His London embassy says he turned up at a police station that falsely claims he was beaten up for wearing his shirt when he actually did the injury
He says he made false statements and wasted his time on the police.
It is understood that Jeremy Hunt, the foreign minister, is following closely the case of Mr Ahmad.
However, Mr Hedges says he has little faith in the justice system of the United Arab Emirates.
This view is shared by his Colombian wife Daniela Tejeda, 27, who fought for a highly successful campaign in public help secure the release of her husband.
"A confession should not be the only determinant for a case to be opened, let alone someone convicted," she said, sitting with Mr. Hedges on a park bench in London.
"We do not know under what conditions he (Mr. Ahmad) is being held or what he is told to confess, if there is no hard evidence, there is no reason why he should be detained."
Mr. Hedges, a graduate of Durham University, says he was forced to confess during the detention in the United Arab Emirates to be mistakenly MI6 officer or to be tortured.
His ordeal ended in November, when he was pardoned for diplomatic pressure from the Foreign Minister.
However, Mr Hedges and his wife want to know if the desire to maintain good relations with the United Arab Emirates prevents Great Britain from acting faster to help it.
They want the Foreign Office to conduct an internal review of the case's handling.
"The question I would ask is: are there any other interests here that have slowed or deliberately prevented this process?" he asked.
Hedges continued, "This is something we are trying to investigate more, we have applied for a FOI [freedom of information request] for information about my case. "
He believes that the United Kingdom may have had to engage in a similar diplomatic balancing act with him and the United Arab Emirates in dealing with his close relations with Saudi Arabia while responding to the murder of Saudi journalist Jamal Khashoggi.
"The idea of a United Arab Emirates influence or a wider influence on the UK's decision-making structure is, in my view, very unhealthy," said Hedges.
"We have certain values and standards that we want to try and live for, and we should do so without interruption."
A spokesman for the State Department and the Commonwealth Bureau referred to the "Comprehensive Support Personnel" provided in the case of Mr. Hedges, including Mr. Hunt.
Mr.

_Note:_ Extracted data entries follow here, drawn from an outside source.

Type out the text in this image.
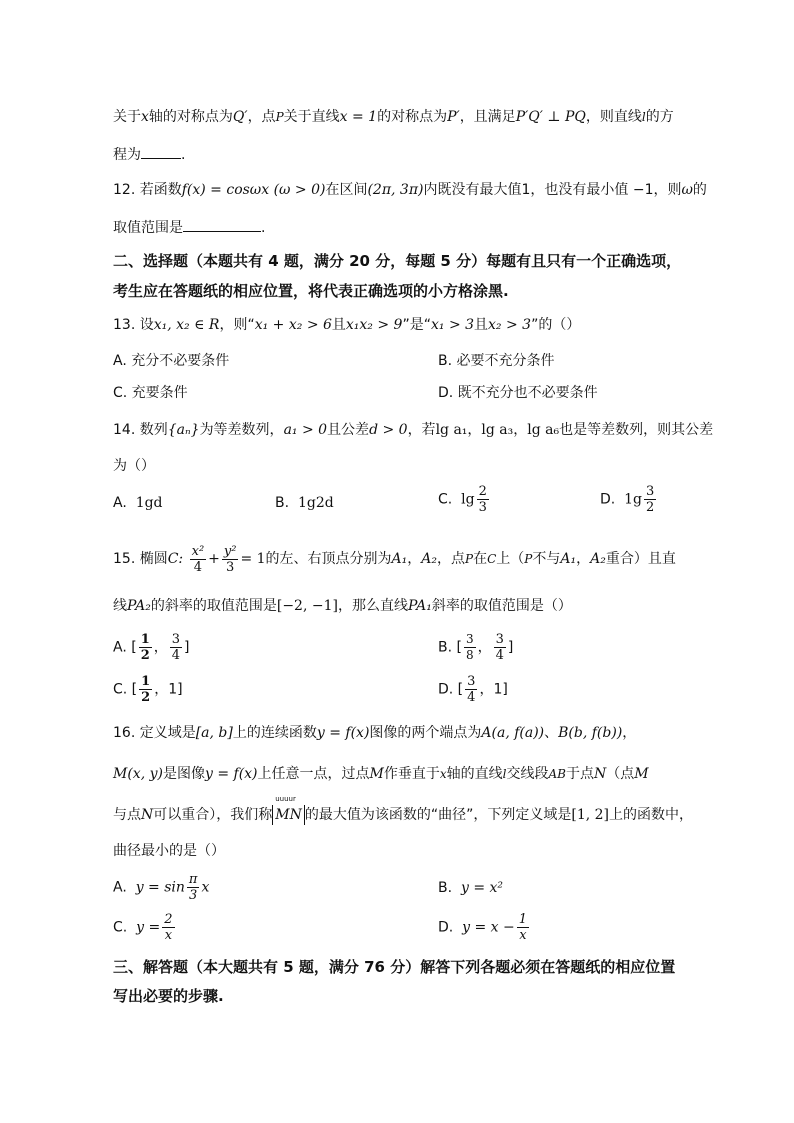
关于x轴的对称点为Q′，点P关于直线x = 1的对称点为P′，且满足P′Q′ ⊥ PQ，则直线l的方
程为	.
12. 若函数f(x) = cosωx (ω > 0)在区间(2π, 3π)内既没有最大值1，也没有最小值 −1，则ω的
取值范围是	.
二、选择题（本题共有 4 题，满分 20 分，每题 5 分）每题有且只有一个正确选项，
考生应在答题纸的相应位置，将代表正确选项的小方格涂黑.
13. 设x₁, x₂ ∈ R，则“x₁ + x₂ > 6且x₁x₂ > 9”是“x₁ > 3且x₂ > 3”的（）
A. 充分不必要条件	B. 必要不充分条件
C. 充要条件	D. 既不充分也不必要条件
14. 数列{aₙ}为等差数列，a₁ > 0且公差d > 0，若lg a₁，lg a₃，lg a₆也是等差数列，则其公差
为（）
A. 1gd	B. 1g2d	C. $\lg \frac{2}{3}$	D. $1g \frac{3}{2}$
15. 椭圆C: $\frac{\text{x²}}{4} + \frac{\text{y²}}{3} = 1$的左、右顶点分别为A₁，A₂，点P在C上（P不与A₁，A₂重合）且直
线PA₂的斜率的取值范围是[−2, −1]，那么直线PA₁斜率的取值范围是（）
A. [ $\frac{1}{2}$ ， $\frac{3}{4}$ ]	B. [ $\frac{3}{8}$ ， $\frac{3}{4}$ ]
C. [ $\frac{1}{2}$ ，1]	D. [ $\frac{3}{4}$ ，1]
16. 定义域是[a, b]上的连续函数y = f(x)图像的两个端点为A(a, f(a))、B(b, f(b))，
M(x, y)是图像y = f(x)上任意一点，过点M作垂直于x轴的直线l交线段AB于点N（点M
与点N可以重合），我们称
uuuur
MN 的最大值为该函数的“曲径”，下列定义域是[1, 2]上的函数中，
曲径最小的是（）
A. $y = \sin \frac{\pi}{3}$ x	B. y = x²
C. $y = \frac{2}{x}$	D. $y = x - \frac{1}{x}$
三、解答题（本大题共有 5 题，满分 76 分）解答下列各题必须在答题纸的相应位置
写出必要的步骤.
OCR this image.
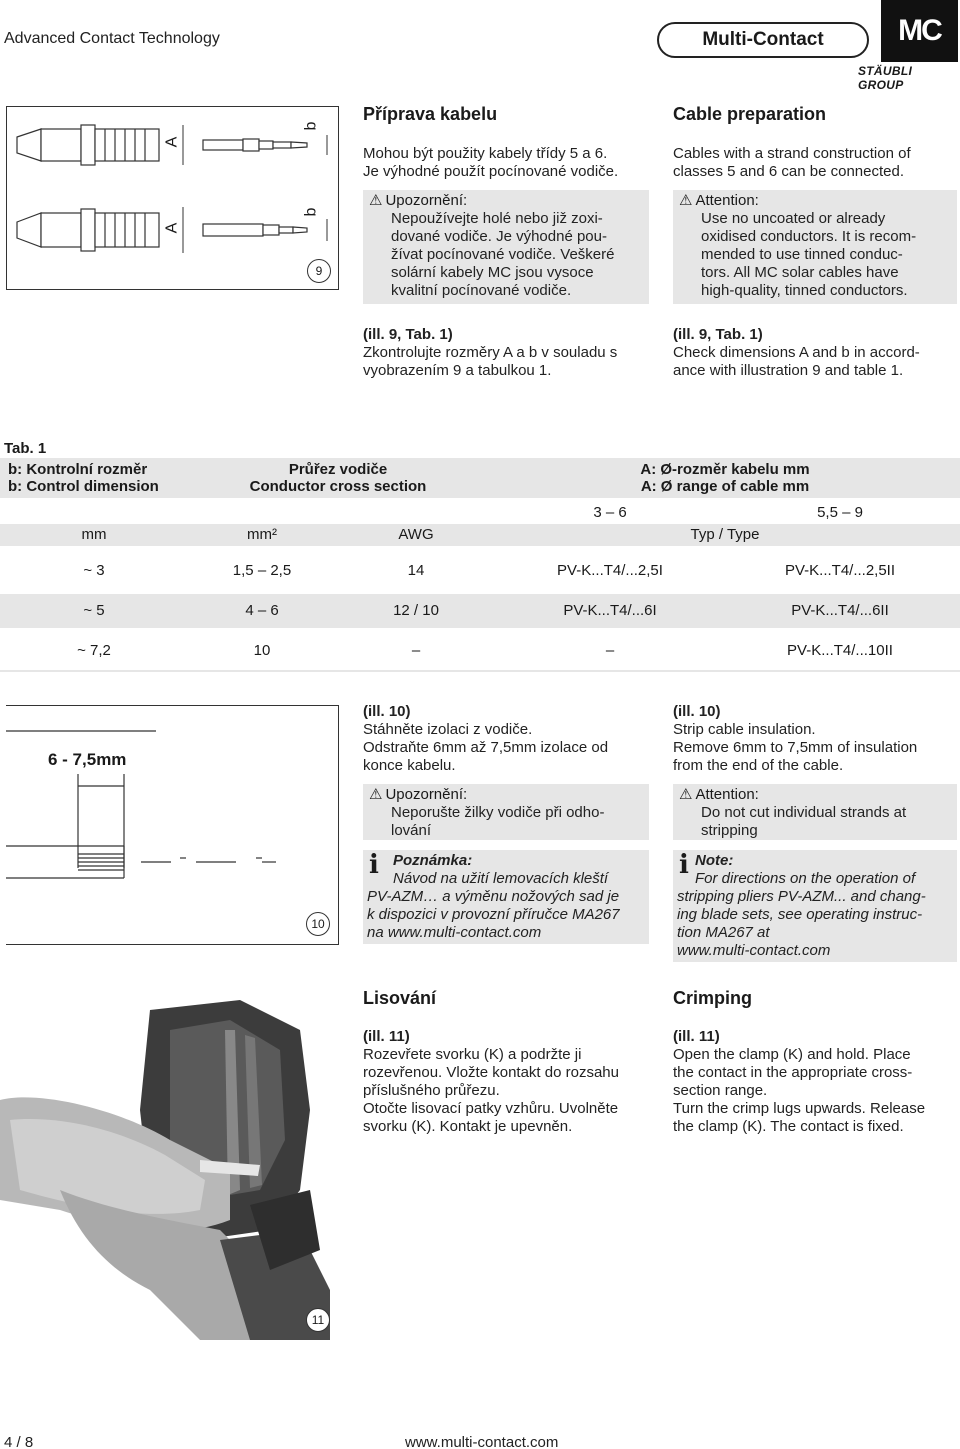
Advanced Contact Technology	Multi-Contact	MC
STÄUBLI GROUP
A
A
b
b
9
Příprava kabelu
Mohou být použity kabely třídy 5 a 6.
Je výhodné použít pocínované vodiče.
⚠ Upozornění:
Nepoužívejte holé nebo již zoxi-
dované vodiče. Je výhodné pou-
žívat pocínované vodiče. Veškeré
solární kabely MC jsou vysoce
kvalitní pocínované vodiče.
Cable preparation
Cables with a strand construction of
classes 5 and 6 can be connected.
⚠ Attention:
Use no uncoated or already
oxidised conductors. It is recom-
mended to use tinned conduc-
tors. All MC solar cables have
high-quality, tinned conductors.
(ill. 9, Tab. 1)
Zkontrolujte rozměry A a b v souladu s
vyobrazením 9 a tabulkou 1.
(ill. 9, Tab. 1)
Check dimensions A and b in accord-
ance with illustration 9 and table 1.
Tab. 1
b: Kontrolní rozměr
b: Control dimension
Průřez vodiče
Conductor cross section
A: Ø-rozměr kabelu mm
A: Ø range of cable mm
3 – 6	5,5 – 9
mm	mm²	AWG	Typ / Type
~ 3	1,5 – 2,5	14	PV-K...T4/...2,5I	PV-K...T4/...2,5II
~ 5	4 – 6	12 / 10	PV-K...T4/...6I	PV-K...T4/...6II
~ 7,2	10	–	–	PV-K...T4/...10II
6 - 7,5mm
10
(ill. 10)
Stáhněte izolaci z vodiče.
Odstraňte 6mm až 7,5mm izolace od
konce kabelu.
⚠ Upozornění:
Neporušte žilky vodiče při odho-
lování
i Poznámka:
Návod na užití lemovacích kleští
PV-AZM… a výměnu nožových sad je
k dispozici v provozní příručce MA267
na www.multi-contact.com
(ill. 10)
Strip cable insulation.
Remove 6mm to 7,5mm of insulation
from the end of the cable.
⚠ Attention:
Do not cut individual strands at
stripping
i Note:
For directions on the operation of
stripping pliers PV-AZM... and chang-
ing blade sets, see operating instruc-
tion MA267 at
www.multi-contact.com
11
Lisování
(ill. 11)
Rozevřete svorku (K) a podržte ji
rozevřenou. Vložte kontakt do rozsahu
příslušného průřezu.
Otočte lisovací patky vzhůru. Uvolněte
svorku (K). Kontakt je upevněn.
Crimping
(ill. 11)
Open the clamp (K) and hold. Place
the contact in the appropriate cross-
section range.
Turn the crimp lugs upwards. Release
the clamp (K). The contact is fixed.
4 / 8	www.multi-contact.com
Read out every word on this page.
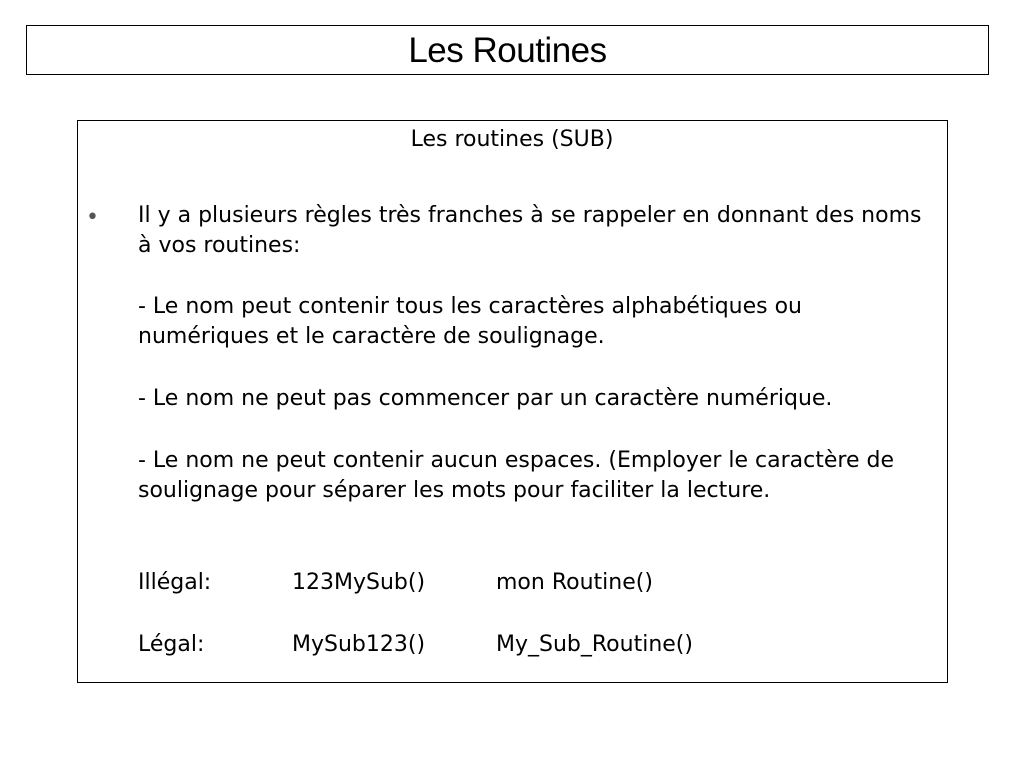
Les Routines
Les routines (SUB)
• Il y a plusieurs règles très franches à se rappeler en donnant des noms à vos routines:

- Le nom peut contenir tous les caractères alphabétiques ou numériques et le caractère de soulignage.

- Le nom ne peut pas commencer par un caractère numérique.

- Le nom ne peut contenir aucun espaces. (Employer le caractère de soulignage pour séparer les mots pour faciliter la lecture.

Illégal:	123MySub()	mon Routine()
Légal:	MySub123()	My_Sub_Routine()
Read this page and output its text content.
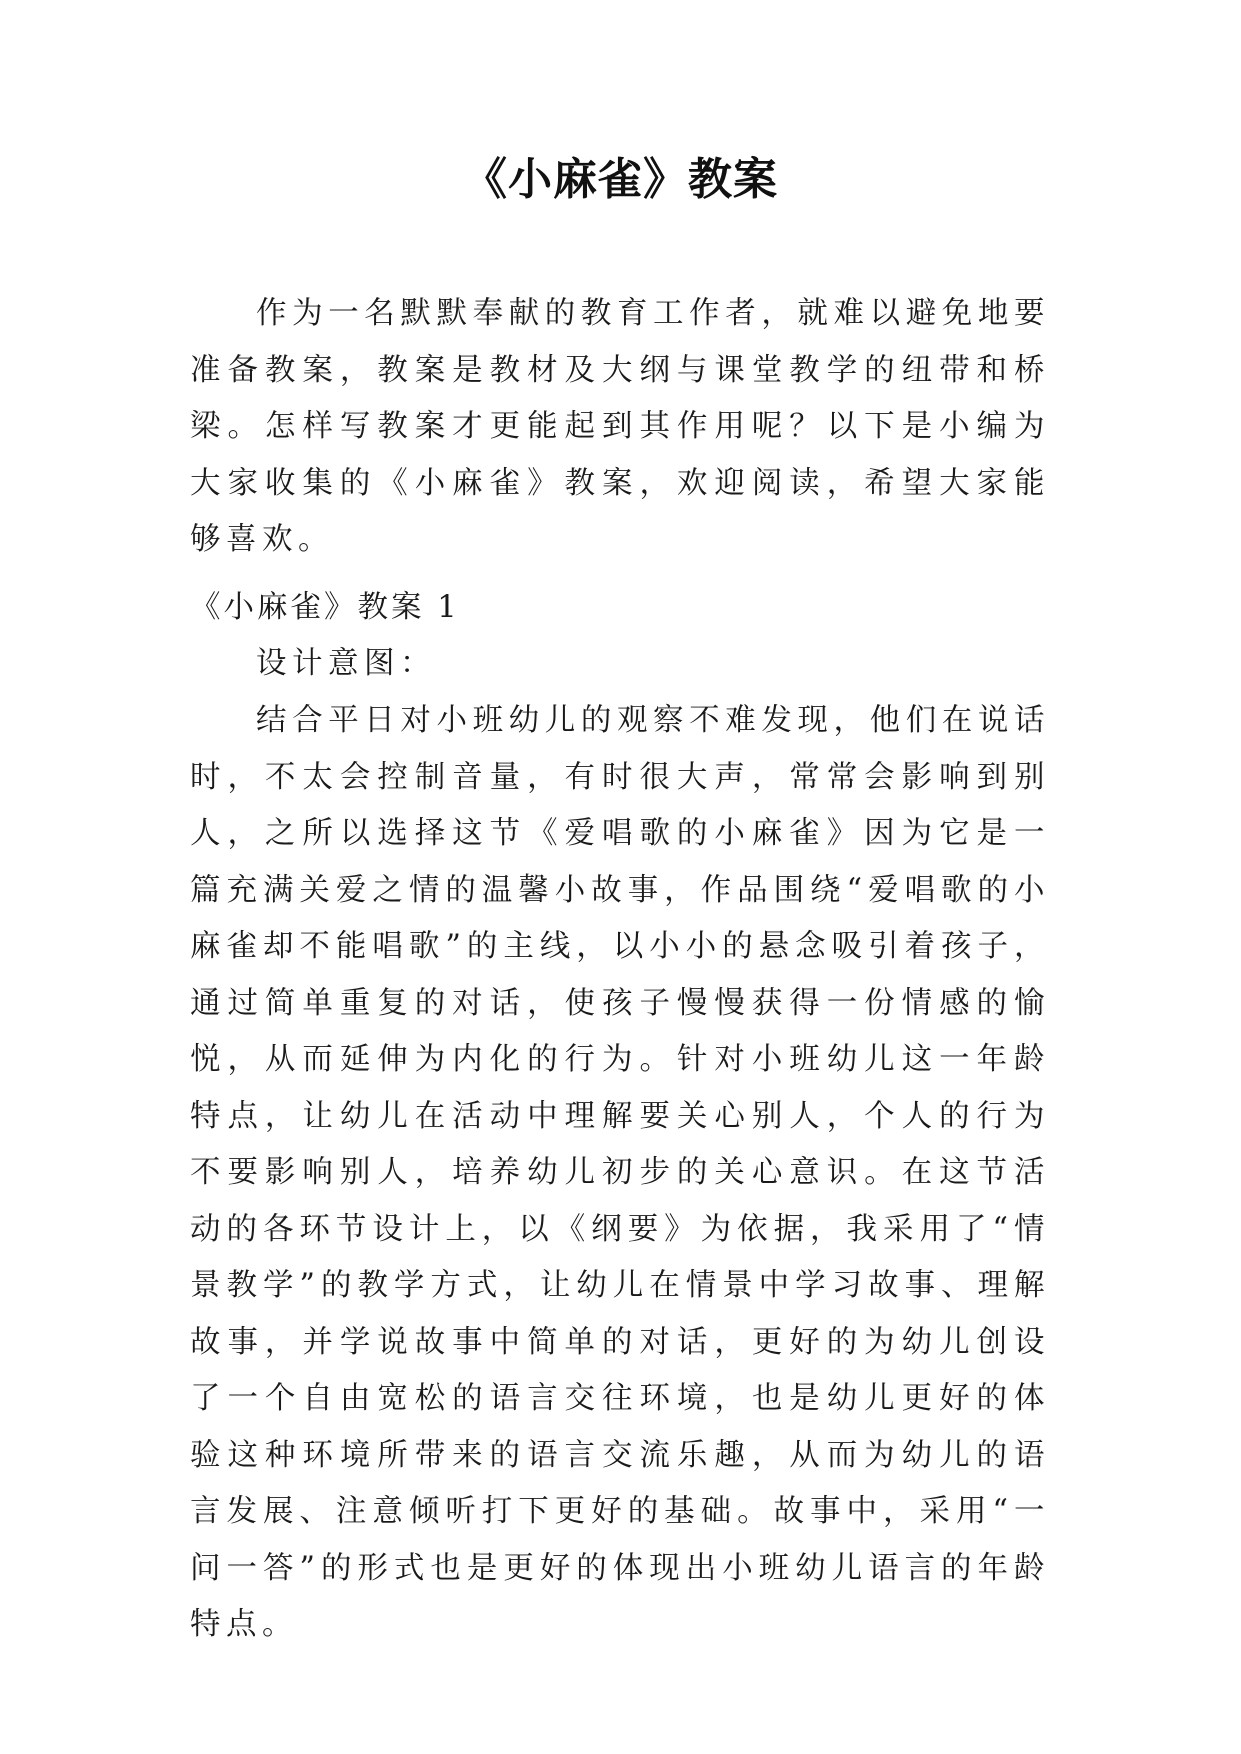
《小麻雀》教案

作为一名默默奉献的教育工作者，就难以避免地要准备教案，教案是教材及大纲与课堂教学的纽带和桥梁。怎样写教案才更能起到其作用呢？以下是小编为大家收集的《小麻雀》教案，欢迎阅读，希望大家能够喜欢。

《小麻雀》教案 1

设计意图：

结合平日对小班幼儿的观察不难发现，他们在说话时，不太会控制音量，有时很大声，常常会影响到别人，之所以选择这节《爱唱歌的小麻雀》因为它是一篇充满关爱之情的温馨小故事，作品围绕“爱唱歌的小麻雀却不能唱歌”的主线，以小小的悬念吸引着孩子，通过简单重复的对话，使孩子慢慢获得一份情感的愉悦，从而延伸为内化的行为。针对小班幼儿这一年龄特点，让幼儿在活动中理解要关心别人，个人的行为不要影响别人，培养幼儿初步的关心意识。在这节活动的各环节设计上，以《纲要》为依据，我采用了“情景教学”的教学方式，让幼儿在情景中学习故事、理解故事，并学说故事中简单的对话，更好的为幼儿创设了一个自由宽松的语言交往环境，也是幼儿更好的体验这种环境所带来的语言交流乐趣，从而为幼儿的语言发展、注意倾听打下更好的基础。故事中，采用“一问一答”的形式也是更好的体现出小班幼儿语言的年龄特点。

Hedges says he is working with the government to break his conviction of the spy, as it interferes with his reputation and makes traveling difficult.
"It sounds good if you go to the pub or something, but the reality is much stronger and has a pretty harsh meaning," he said.
"It means that part of my integrity is always called into question, which means that my academic research is always questioned."
The conviction of an innocent man for espionage is also a sign that everyone could have the same problem should he travel to the UAE, he added.
As far as foreign travel is concerned, much of the world is no longer capable of doing so.
"You have to say" what kind of countries would be very interested in a convicted British spy "?
"Middle East, North Africa, Russia and former Soviet states, China – any authoritarian state in the world that can act with impunity, acts without legal justice and acts arbitrarily.
"It's something we have to take even more seriously with our personal safety."